Labor Day

Today, Friday, is the unofficial beginning of Labor Day weekend in the United States. Labor Day is celebrated on the first Monday in September and is commonly regarded as the last big weekend of the summer. In cooler parts of the US, it’s often the last weekend to use a mountain cabin or a boat.

More than a few people wherever PG has lived have either taken Friday off or disappeared after lunch on Friday in order to extend their weekend. As 5:00 pm approaches, most large office buildings in many major US cities are pretty much abandoned. City busses and commuter trains are almost empty. Traffic to wherever the favorite local weekend destinations are is heavy.

PG will devote most of this long weekend to paeans to working men and women. In particular, people who perform hard manual labor.

Unions began forming in the US in the 1880’s as a response to the Industrial Revolution. The American Federation of Labor, a loose coalition of local unions, was founded in 1886 and led by Samuel Gompers until his death in 1924.

Under President Franklin Delano Roosevelt, The National Labor Relations Act of 1935 (also known as the Wagner Act) became law. This is a foundational statute of United States labor law that guarantees the right of private sector employees to organize into trade unions, engage in collective bargaining, and take collective action such as strikes.

This law replaced much weaker prior legislative guarantees of the rights of workers and was designed to correct the “inequality of bargaining power” between employers and employees by promoting collective bargaining between trade unions and employers. The law established the National Labor Relations Board to prosecute violations of labor law and to oversee the process by which employees decide whether to be represented by a labor organization. It also established various rules concerning collective bargaining and defined a series of banned unfair labor practices, including interference with the formation or organization of labor unions by employers. 

The 1947 Taft–Hartley Act amended the NLRA, and was passed in response to a series of massive post-war labor strikes in 1945 and 1946. Taft-Hartley weakened union power by establishing a series of mandatory labor practices for unions and granting states the power to pass right-to-work laws.
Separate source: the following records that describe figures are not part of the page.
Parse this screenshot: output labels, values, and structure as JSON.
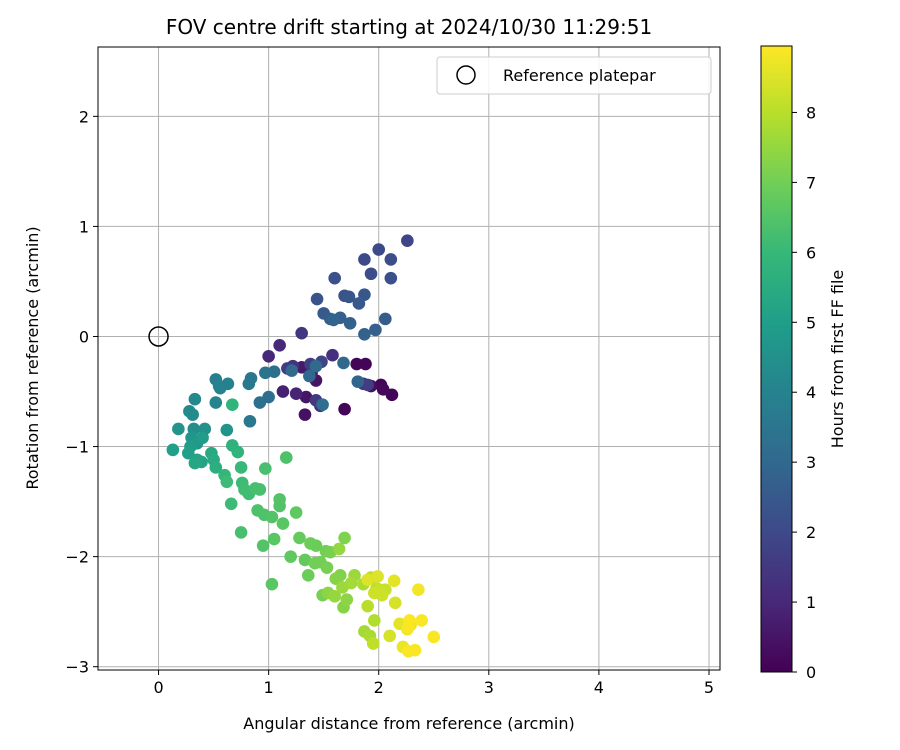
{
  "chart_data": {
    "type": "scatter",
    "title": "FOV centre drift starting at 2024/10/30 11:29:51",
    "xlabel": "Angular distance from reference (arcmin)",
    "ylabel": "Rotation from reference (arcmin)",
    "xlim": [
      -0.55,
      5.1
    ],
    "ylim": [
      -3.03,
      2.63
    ],
    "x_ticks": [
      0,
      1,
      2,
      3,
      4,
      5
    ],
    "y_ticks": [
      -3,
      -2,
      -1,
      0,
      1,
      2
    ],
    "grid": true,
    "legend": {
      "placement": "top-right",
      "entries": [
        "Reference platepar"
      ]
    },
    "reference_point": {
      "x": 0,
      "y": 0,
      "name": "Reference platepar"
    },
    "colorbar": {
      "label": "Hours from first FF file",
      "range": [
        0,
        8.95
      ],
      "ticks": [
        0,
        1,
        2,
        3,
        4,
        5,
        6,
        7,
        8
      ],
      "colormap": "viridis"
    },
    "points": [
      [
        1.69,
        -0.66,
        0.1
      ],
      [
        1.8,
        -0.25,
        0.1
      ],
      [
        1.88,
        -0.25,
        0.1
      ],
      [
        2.12,
        -0.53,
        0.1
      ],
      [
        2.02,
        -0.44,
        0.1
      ],
      [
        2.04,
        -0.48,
        0.2
      ],
      [
        1.93,
        -0.45,
        0.3
      ],
      [
        1.33,
        -0.71,
        0.4
      ],
      [
        1.34,
        -0.55,
        0.5
      ],
      [
        1.43,
        -0.4,
        0.5
      ],
      [
        1.3,
        -0.28,
        0.6
      ],
      [
        1.39,
        -0.33,
        0.7
      ],
      [
        1.13,
        -0.5,
        0.8
      ],
      [
        1.25,
        -0.52,
        0.9
      ],
      [
        1.1,
        -0.08,
        1.0
      ],
      [
        1.0,
        -0.18,
        1.0
      ],
      [
        1.47,
        -0.63,
        1.1
      ],
      [
        1.58,
        -0.17,
        1.2
      ],
      [
        1.22,
        -0.27,
        1.3
      ],
      [
        1.3,
        0.03,
        1.4
      ],
      [
        1.43,
        -0.58,
        1.5
      ],
      [
        1.86,
        -0.43,
        1.5
      ],
      [
        1.17,
        -0.29,
        1.6
      ],
      [
        1.9,
        -0.44,
        1.6
      ],
      [
        1.38,
        -0.25,
        1.7
      ],
      [
        1.48,
        -0.23,
        1.8
      ],
      [
        2.26,
        0.87,
        1.9
      ],
      [
        2.0,
        0.79,
        2.0
      ],
      [
        1.87,
        0.7,
        2.0
      ],
      [
        2.11,
        0.7,
        2.1
      ],
      [
        1.93,
        0.57,
        2.1
      ],
      [
        1.6,
        0.53,
        2.2
      ],
      [
        2.11,
        0.53,
        2.2
      ],
      [
        1.44,
        0.34,
        2.3
      ],
      [
        1.69,
        0.37,
        2.3
      ],
      [
        1.87,
        0.38,
        2.4
      ],
      [
        1.73,
        0.36,
        2.4
      ],
      [
        1.82,
        0.3,
        2.5
      ],
      [
        1.5,
        0.21,
        2.5
      ],
      [
        1.56,
        0.16,
        2.6
      ],
      [
        2.06,
        0.16,
        2.6
      ],
      [
        1.65,
        0.17,
        2.7
      ],
      [
        1.97,
        0.06,
        2.7
      ],
      [
        1.87,
        0.02,
        2.8
      ],
      [
        1.74,
        0.12,
        2.8
      ],
      [
        1.59,
        0.15,
        2.9
      ],
      [
        1.81,
        -0.41,
        2.9
      ],
      [
        1.68,
        -0.24,
        3.0
      ],
      [
        1.37,
        -0.36,
        3.0
      ],
      [
        1.43,
        -0.27,
        3.1
      ],
      [
        1.21,
        -0.31,
        3.1
      ],
      [
        1.49,
        -0.62,
        3.2
      ],
      [
        1.0,
        -0.55,
        3.2
      ],
      [
        0.92,
        -0.6,
        3.3
      ],
      [
        1.05,
        -0.32,
        3.3
      ],
      [
        0.97,
        -0.33,
        3.4
      ],
      [
        0.84,
        -0.38,
        3.5
      ],
      [
        0.82,
        -0.43,
        3.6
      ],
      [
        0.83,
        -0.77,
        3.6
      ],
      [
        0.52,
        -0.39,
        3.8
      ],
      [
        0.63,
        -0.43,
        3.9
      ],
      [
        0.55,
        -0.45,
        4.0
      ],
      [
        0.56,
        -0.47,
        4.0
      ],
      [
        0.52,
        -0.6,
        4.1
      ],
      [
        0.33,
        -0.57,
        4.2
      ],
      [
        0.28,
        -0.68,
        4.3
      ],
      [
        0.31,
        -0.71,
        4.3
      ],
      [
        0.32,
        -0.84,
        4.4
      ],
      [
        0.42,
        -0.84,
        4.5
      ],
      [
        0.62,
        -0.85,
        4.6
      ],
      [
        0.18,
        -0.84,
        4.6
      ],
      [
        0.3,
        -0.92,
        4.7
      ],
      [
        0.35,
        -0.97,
        4.8
      ],
      [
        0.4,
        -0.92,
        4.9
      ],
      [
        0.29,
        -1.0,
        4.9
      ],
      [
        0.13,
        -1.03,
        5.0
      ],
      [
        0.27,
        -1.06,
        5.0
      ],
      [
        0.35,
        -1.12,
        5.2
      ],
      [
        0.39,
        -1.14,
        5.2
      ],
      [
        0.33,
        -1.15,
        5.3
      ],
      [
        0.48,
        -1.06,
        5.4
      ],
      [
        0.5,
        -1.12,
        5.5
      ],
      [
        0.52,
        -1.19,
        5.6
      ],
      [
        0.67,
        -0.99,
        5.7
      ],
      [
        0.72,
        -1.05,
        5.8
      ],
      [
        0.6,
        -1.26,
        5.9
      ],
      [
        0.67,
        -0.62,
        5.8
      ],
      [
        0.75,
        -1.19,
        6.0
      ],
      [
        0.62,
        -1.32,
        6.1
      ],
      [
        0.76,
        -1.33,
        6.1
      ],
      [
        0.78,
        -1.39,
        6.2
      ],
      [
        0.66,
        -1.52,
        6.1
      ],
      [
        0.82,
        -1.43,
        6.2
      ],
      [
        0.88,
        -1.38,
        6.3
      ],
      [
        0.92,
        -1.39,
        6.3
      ],
      [
        0.75,
        -1.78,
        6.3
      ],
      [
        0.97,
        -1.2,
        6.3
      ],
      [
        1.16,
        -1.1,
        6.4
      ],
      [
        0.9,
        -1.58,
        6.4
      ],
      [
        0.96,
        -1.62,
        6.4
      ],
      [
        0.95,
        -1.9,
        6.5
      ],
      [
        1.03,
        -1.64,
        6.5
      ],
      [
        1.1,
        -1.54,
        6.5
      ],
      [
        1.1,
        -1.48,
        6.5
      ],
      [
        1.05,
        -1.84,
        6.6
      ],
      [
        1.13,
        -1.7,
        6.6
      ],
      [
        1.03,
        -2.25,
        6.6
      ],
      [
        1.25,
        -1.6,
        6.7
      ],
      [
        1.2,
        -2.0,
        6.7
      ],
      [
        1.28,
        -1.83,
        6.8
      ],
      [
        1.33,
        -2.03,
        6.8
      ],
      [
        1.38,
        -1.88,
        6.9
      ],
      [
        1.43,
        -1.9,
        6.9
      ],
      [
        1.36,
        -2.17,
        6.9
      ],
      [
        1.42,
        -2.06,
        7.0
      ],
      [
        1.47,
        -2.05,
        7.0
      ],
      [
        1.52,
        -1.95,
        7.0
      ],
      [
        1.53,
        -2.1,
        7.1
      ],
      [
        1.56,
        -1.96,
        7.1
      ],
      [
        1.49,
        -2.35,
        7.1
      ],
      [
        1.69,
        -1.83,
        7.2
      ],
      [
        1.65,
        -2.17,
        7.2
      ],
      [
        1.68,
        -2.46,
        7.3
      ],
      [
        1.61,
        -2.2,
        7.3
      ],
      [
        1.71,
        -2.39,
        7.4
      ],
      [
        1.54,
        -2.33,
        7.4
      ],
      [
        1.64,
        -1.93,
        7.5
      ],
      [
        1.6,
        -2.36,
        7.5
      ],
      [
        1.67,
        -2.28,
        7.6
      ],
      [
        1.78,
        -2.17,
        7.6
      ],
      [
        1.75,
        -2.24,
        7.7
      ],
      [
        1.87,
        -2.68,
        7.7
      ],
      [
        1.92,
        -2.72,
        7.8
      ],
      [
        1.86,
        -2.25,
        7.8
      ],
      [
        1.96,
        -2.58,
        7.9
      ],
      [
        1.9,
        -2.45,
        8.0
      ],
      [
        1.93,
        -2.19,
        8.0
      ],
      [
        1.98,
        -2.29,
        8.1
      ],
      [
        1.95,
        -2.79,
        8.1
      ],
      [
        2.01,
        -2.3,
        8.2
      ],
      [
        2.06,
        -2.3,
        8.2
      ],
      [
        2.03,
        -2.35,
        8.3
      ],
      [
        1.96,
        -2.33,
        8.3
      ],
      [
        2.1,
        -2.72,
        8.4
      ],
      [
        2.15,
        -2.42,
        8.4
      ],
      [
        1.9,
        -2.21,
        8.5
      ],
      [
        1.99,
        -2.18,
        8.5
      ],
      [
        2.14,
        -2.22,
        8.6
      ],
      [
        2.19,
        -2.61,
        8.6
      ],
      [
        2.22,
        -2.82,
        8.7
      ],
      [
        2.29,
        -2.62,
        8.7
      ],
      [
        2.26,
        -2.66,
        8.8
      ],
      [
        2.36,
        -2.3,
        8.8
      ],
      [
        2.27,
        -2.86,
        8.9
      ],
      [
        2.33,
        -2.85,
        8.9
      ],
      [
        2.39,
        -2.58,
        8.9
      ],
      [
        2.5,
        -2.73,
        8.9
      ],
      [
        2.28,
        -2.58,
        8.9
      ],
      [
        2.27,
        -2.64,
        8.9
      ]
    ]
  },
  "colors": {
    "viridis": [
      "#440154",
      "#482878",
      "#3e4989",
      "#31688e",
      "#26828e",
      "#1f9e89",
      "#35b779",
      "#6ece58",
      "#b5de2b",
      "#fde725"
    ]
  }
}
A right-to-work law gives workers the right to choose whether or not to join a labor union their workplace. It also gives workers the option to not pay union dues or other fees whether or not they are in the union. One of the rationales behind this legislation was that it protected the freedom of association or non-association of workers and their freedom to choose not to become subject to a labor union contract with their employer. Since labor unions are free to make political contributions to support candidates or causes, a right-to-work law also protects an employee from having to contribute to a political candidate or cause the employee opposes.

Right to work laws were passed by state legislatures throughout the American South, a North/South strip of states in the Midwest and also in several Mountain West states. Texas and Florida, two states which have enjoyed large increases in their populations during the last fifty years, are right-to-work states.

California has the highest number of unionized workers and New York has the second highest number. Hawaii has the highest percentage of unionized workers, almost 24% and New York has the second-highest percentage with 22%. North Carolina and South Carolina have the lowest percentage of unionized workers.

Public Sector Unions – unions comprised of federal, state and local government employees – have become much larger and more powerful in the United States within the last 50 years. At present, there are more public sector union members than there are private sector union members. Slightly less than 1/3 of federal employees are unionized. 35% of state workers are unionized as are 46% of local government workers.

As with private-sector unions, the rate of unionization of public sector workers varies greatly from state to state and from region to region.

Some people have strong opinions for and against unions. PG asks that commenters remain civil while discussing all topics over this Labor Day weekend.

2 thoughts on “Labor Day”

  1. Thank you for explaining the basic concept of the “right-to-work” law. Now I can understand why unions hate the law, which at its most basic hurts the unions in what they care about the most: the wallet. This, hurting the wallet, more than anything is why most union are trying to do an end around the Janus v AFSCME decision of a few years ago.

    Also, I found that public sector unions are an oxymoron, in that they really don’t do anything for the worker, beyond making sure they’re grossly overpaid, “represented” properly, and destroying state budgets. And yes, I’m a former state govt employee, so I had a bird’s eye view of those shenanigans for the past 27 years.